Lake H From Whitingham Side
Nothing stays the same.  We were nostalgic for the past but just grateful that we were there when The Ledges was in its heyday.  And we still enjoy an occasional day of hiking and swimming there.

Us At The Ledges In 2011

Thursday, July 5, 2012

Thinking of Moving to PTown?

You know how much I love going to Provincetown on Cape Cod.  It has always been a dream of mine to live in PTown, or at least summer there.

I'm inspired by Bob over at I Should Be Laughing who always showcases architecture, usually homes that are unique.

So I thought I'd give you all a taste of what is available in Provincetown in our price range.  That is, if we were to sell our 1,000 (+/-) square foot home in Connecticut - a three bedroom, one bath, kitchen, living room, sunroom, full basement with basement garage on 2.75 acres of woodland.
An Older Picture Of Our House In Connecticut
We could give up all we own for this 156 Square Foot "condo" listed at $129,000 and still have money left for a dinghy and fishing pole.
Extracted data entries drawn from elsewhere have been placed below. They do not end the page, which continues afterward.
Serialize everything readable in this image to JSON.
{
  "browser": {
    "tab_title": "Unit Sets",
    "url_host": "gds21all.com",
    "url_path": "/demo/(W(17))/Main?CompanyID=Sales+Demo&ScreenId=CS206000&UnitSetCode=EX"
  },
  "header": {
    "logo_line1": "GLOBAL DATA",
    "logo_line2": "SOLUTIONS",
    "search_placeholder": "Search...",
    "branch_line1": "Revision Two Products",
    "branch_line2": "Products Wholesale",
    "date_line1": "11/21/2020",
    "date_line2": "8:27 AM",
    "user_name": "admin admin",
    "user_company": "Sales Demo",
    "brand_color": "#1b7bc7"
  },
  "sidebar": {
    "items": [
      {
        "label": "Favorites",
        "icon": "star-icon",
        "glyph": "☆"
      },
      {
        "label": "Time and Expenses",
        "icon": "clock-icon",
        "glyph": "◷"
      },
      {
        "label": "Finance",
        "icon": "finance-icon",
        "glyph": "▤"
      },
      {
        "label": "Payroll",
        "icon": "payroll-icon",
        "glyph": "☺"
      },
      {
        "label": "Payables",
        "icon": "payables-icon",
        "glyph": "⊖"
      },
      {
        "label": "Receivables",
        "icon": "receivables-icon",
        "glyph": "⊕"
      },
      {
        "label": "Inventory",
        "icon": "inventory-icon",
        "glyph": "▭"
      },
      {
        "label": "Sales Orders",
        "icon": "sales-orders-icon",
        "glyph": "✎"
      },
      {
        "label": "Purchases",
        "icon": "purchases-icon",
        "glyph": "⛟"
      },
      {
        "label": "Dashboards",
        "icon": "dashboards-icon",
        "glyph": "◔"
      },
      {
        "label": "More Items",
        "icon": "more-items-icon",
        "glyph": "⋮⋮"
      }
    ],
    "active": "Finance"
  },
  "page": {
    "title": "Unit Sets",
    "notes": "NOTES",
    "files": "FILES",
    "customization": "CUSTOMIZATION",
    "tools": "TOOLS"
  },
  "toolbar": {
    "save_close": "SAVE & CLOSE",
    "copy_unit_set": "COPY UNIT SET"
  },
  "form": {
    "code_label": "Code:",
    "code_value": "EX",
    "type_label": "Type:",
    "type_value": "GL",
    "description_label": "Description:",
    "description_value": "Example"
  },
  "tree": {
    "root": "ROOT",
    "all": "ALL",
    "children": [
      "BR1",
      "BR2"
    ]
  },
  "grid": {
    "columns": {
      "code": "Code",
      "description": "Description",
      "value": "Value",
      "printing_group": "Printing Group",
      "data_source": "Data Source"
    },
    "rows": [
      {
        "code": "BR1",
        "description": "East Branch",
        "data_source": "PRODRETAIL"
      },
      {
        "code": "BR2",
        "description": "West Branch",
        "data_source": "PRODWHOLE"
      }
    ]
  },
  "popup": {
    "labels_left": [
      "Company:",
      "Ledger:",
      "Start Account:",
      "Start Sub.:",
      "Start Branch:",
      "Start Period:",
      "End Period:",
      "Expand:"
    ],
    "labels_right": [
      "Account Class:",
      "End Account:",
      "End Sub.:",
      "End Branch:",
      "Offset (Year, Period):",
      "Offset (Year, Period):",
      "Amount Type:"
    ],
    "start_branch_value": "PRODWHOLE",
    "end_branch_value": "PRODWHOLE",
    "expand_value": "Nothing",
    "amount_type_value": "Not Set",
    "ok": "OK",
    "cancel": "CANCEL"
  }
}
"Adorable studio cottage in Beach Point Village with private deck and parking. Cozy wood interior with cathedral ceiling, newer slider & skylight. Tiled kitchen with stainless steel refrigerator and frosted cabinetry. Short walk to the beach on Provincetown Harbor!"

OR, for a nice view of the harbor we could splurge and buy this: 150 Square Foot three-season "Condo" listed at $149,000 and still have some money left for a few week's worth of groceries.

BOLD TYPE MY EMPHASIS: "Waterfront cottage on historic Union Wharf. This three season home is on the pier over the water. Life here will embrace your soul and senses with the views of Long Point, Provincetown Harbor and the breakwater. Watch the sparkle of a Provincetown sunrise! Union Wharf has a rich history. There is a large shared deck out over the water with panoramic views of the harbor. The seller will separate the electric and water prior to a sale (????). Seller will also make recommended repairs to the Pier. There is a private half bath and a shared shower. Betterment to be assumed by the buyer for balance due on one bedroom assessment. (????)  This is the perfect summer getaway for those who have to be on the water!"

I guess your guests can sleep on the "large shared deck"

OK, Bob, now We All Should Be Laughing.